Front or rear-wheel drive?

In normal driving, the chances are you won’t be able to tell which end of the car is being fed power. However, drive a rear-wheel drive car and a front-driver back to back and the chances are you’ll spot the difference.

With a front-wheel drive car, one end is having to deal with braking, steering and transmitting the power to the Tarmac. Buy a rear-drive car instead and the power is going to the opposite end, which usually (but not always) makes the steering that much nicer.

However, it’s generally easier to lose control in a rear-wheel drive car, although modern electronics can save the day without you even realising it. If you’re buying something with loads of power, the chances are it’ll be rear-wheel drive, although four-wheel drive is becoming increasingly popular.

Some die-hard enthusiasts reckon four-wheel dilutes the driving experience, but if you want to use the available power without having to worry about leaving the road backwards through a hedge every time you get to a corner, we’d definitely recommend considering it carefully.

Check the running costs

A favourite trick of motoring magazines and websites is to run stories on how you can buy a used supercar for the same price as a new family hatch. It’s no lie – sportscars depreciate just like any other car, but what doesn’t necessarily diminish is the running costs.

Buy a high-performance low-volume sportscar and you’ll probably have to pay plenty for servicing because of the steep parts costs – with only limited opportunities to reduce the bills. Items like brake discs and pads, tyres, shock absorbers, radiators – things that you’ll probably have to replace when the car is a few years old – can all be very costly to renew.

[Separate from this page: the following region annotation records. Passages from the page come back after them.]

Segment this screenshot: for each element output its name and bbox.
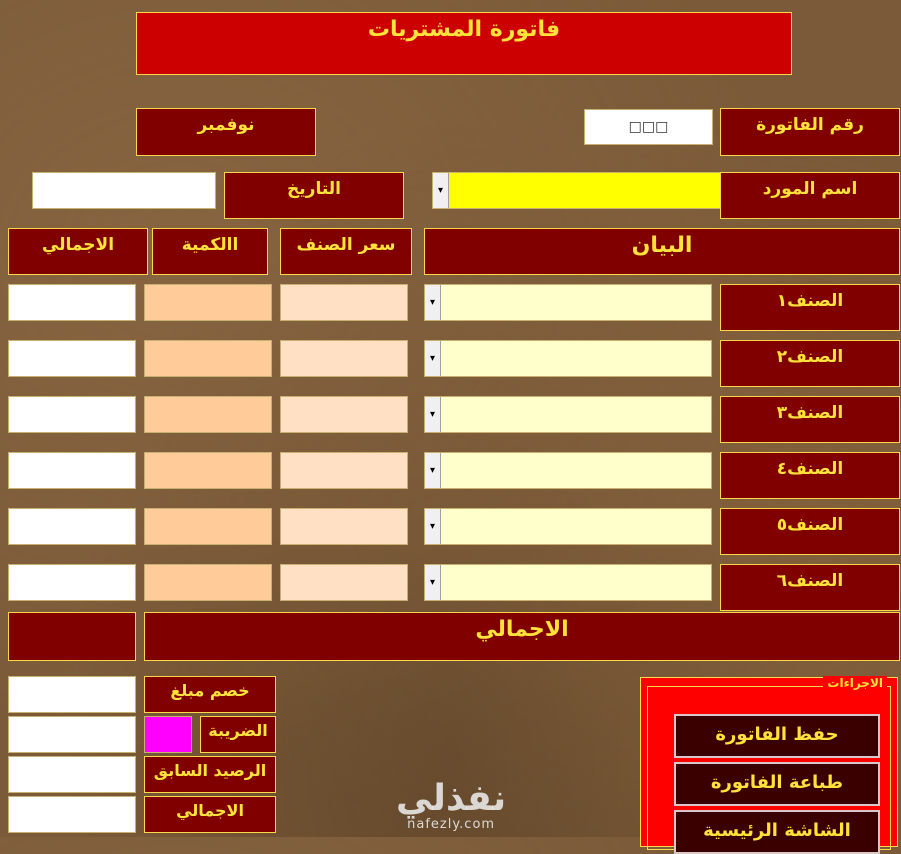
item-label: الصنف٣ [720, 396, 900, 443]
item-label: الصنف١ [720, 284, 900, 331]
invoice-number-field[interactable]: □□□ [584, 109, 713, 145]
item-description-combo[interactable] [424, 284, 712, 321]
item-total-field[interactable] [8, 340, 136, 377]
watermark-logo [396, 780, 506, 832]
print-invoice-button[interactable]: طباعة الفاتورة [674, 762, 880, 806]
previous-balance-label: الرصيد السابق [144, 756, 276, 793]
item-label: الصنف٤ [720, 452, 900, 499]
column-price-header: سعر الصنف [280, 228, 412, 275]
watermark-latin: nafezly.com [407, 817, 496, 832]
item-quantity-field[interactable] [144, 284, 272, 321]
item-description-combo[interactable] [424, 340, 712, 377]
column-total-header: الاجمالي [8, 228, 148, 275]
tax-rate-field[interactable] [144, 716, 192, 753]
item-description-combo[interactable] [424, 508, 712, 545]
supplier-label: اسم المورد [720, 172, 900, 219]
item-total-field[interactable] [8, 284, 136, 321]
discount-label: خصم مبلغ [144, 676, 276, 713]
item-total-field[interactable] [8, 396, 136, 433]
item-quantity-field[interactable] [144, 564, 272, 601]
grand-total-value [8, 612, 136, 661]
tax-label: الضريبة [200, 716, 276, 753]
item-quantity-field[interactable] [144, 396, 272, 433]
summary-total-label: الاجمالي [144, 796, 276, 833]
chevron-down-icon[interactable]: ▾ [425, 509, 441, 544]
chevron-down-icon[interactable]: ▾ [425, 565, 441, 600]
item-quantity-field[interactable] [144, 340, 272, 377]
summary-total-field[interactable] [8, 796, 136, 833]
item-total-field[interactable] [8, 508, 136, 545]
item-quantity-field[interactable] [144, 452, 272, 489]
discount-field[interactable] [8, 676, 136, 713]
date-field[interactable] [32, 172, 216, 209]
tax-field[interactable] [8, 716, 136, 753]
item-label: الصنف٢ [720, 340, 900, 387]
chevron-down-icon[interactable]: ▾ [433, 173, 449, 208]
item-description-combo[interactable] [424, 564, 712, 601]
invoice-number-label: رقم الفاتورة [720, 108, 900, 156]
home-screen-button[interactable]: الشاشة الرئيسية [674, 810, 880, 854]
grand-total-label: الاجمالي [144, 612, 900, 661]
actions-title: الاجراءات [823, 676, 887, 690]
chevron-down-icon[interactable]: ▾ [425, 397, 441, 432]
item-price-field[interactable] [280, 508, 408, 545]
page-title: فاتورة المشتريات [136, 12, 792, 75]
item-label: الصنف٦ [720, 564, 900, 611]
column-description-header: البيان [424, 228, 900, 275]
chevron-down-icon[interactable]: ▾ [425, 285, 441, 320]
item-description-combo[interactable] [424, 452, 712, 489]
item-price-field[interactable] [280, 396, 408, 433]
item-total-field[interactable] [8, 452, 136, 489]
item-price-field[interactable] [280, 452, 408, 489]
save-invoice-button[interactable]: حفظ الفاتورة [674, 714, 880, 758]
chevron-down-icon[interactable]: ▾ [425, 341, 441, 376]
item-price-field[interactable] [280, 340, 408, 377]
item-quantity-field[interactable] [144, 508, 272, 545]
item-label: الصنف٥ [720, 508, 900, 555]
column-quantity-header: االكمية [152, 228, 268, 275]
item-total-field[interactable] [8, 564, 136, 601]
previous-balance-field[interactable] [8, 756, 136, 793]
chevron-down-icon[interactable]: ▾ [425, 453, 441, 488]
actions-panel [640, 677, 898, 847]
item-price-field[interactable] [280, 564, 408, 601]
watermark-arabic: نفذلي [396, 778, 507, 819]
date-label: التاريخ [224, 172, 404, 219]
supplier-combo[interactable] [432, 172, 722, 209]
item-price-field[interactable] [280, 284, 408, 321]
month-label: نوفمبر [136, 108, 316, 156]
item-description-combo[interactable] [424, 396, 712, 433]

Other costs that can be steep include insurance, fuel and road tax and once again, you’ve got limited opportunities to reduce these bills. So before buying scour online forums, talk to other owners and get some insurance quotes – you might find it’s the best thing you do, even if it’s just for that all-important reality check.

Think about usability

If you’re buying a sportscar as a toy, its usability probably isn’t too much of an issue. But if it’s got to get you to work every day, take in thousands of motorway miles each year or negotiate urban streets on a daily basis, you won’t want something that’s highly strung, with limited ground clearance and appalling refinement.

If you live in a dodgy area and you have no garage but you’re thinking of buying a soft-top, security could be a real issue. If you frequently need to carry lots of stuff so you need reasonable boot space, buying a coupé-cabriolet isn’t a good idea as you’ll have to keep the roof up all the time in a bid to maximise boot space.

Sharpen your driving skills

Whatever your car, and wherever you take it, it’s always worth improving your skills as a driver. We’re not talking about powersliding your way around any roundabouts or drifting through any bends – we’re talking about using your car’s performance responsibly so you’re not a liability.

Although we’re talking about road driving in the main, a track session with a decent tutor will soon show you just how capable your new acquisition is, when it comes to braking, cornering and high-speed handling. It’s at this point that you’ll really see the point of a decent sportscar – and the chances are you’ll never even consider a mainstream hatch ever again.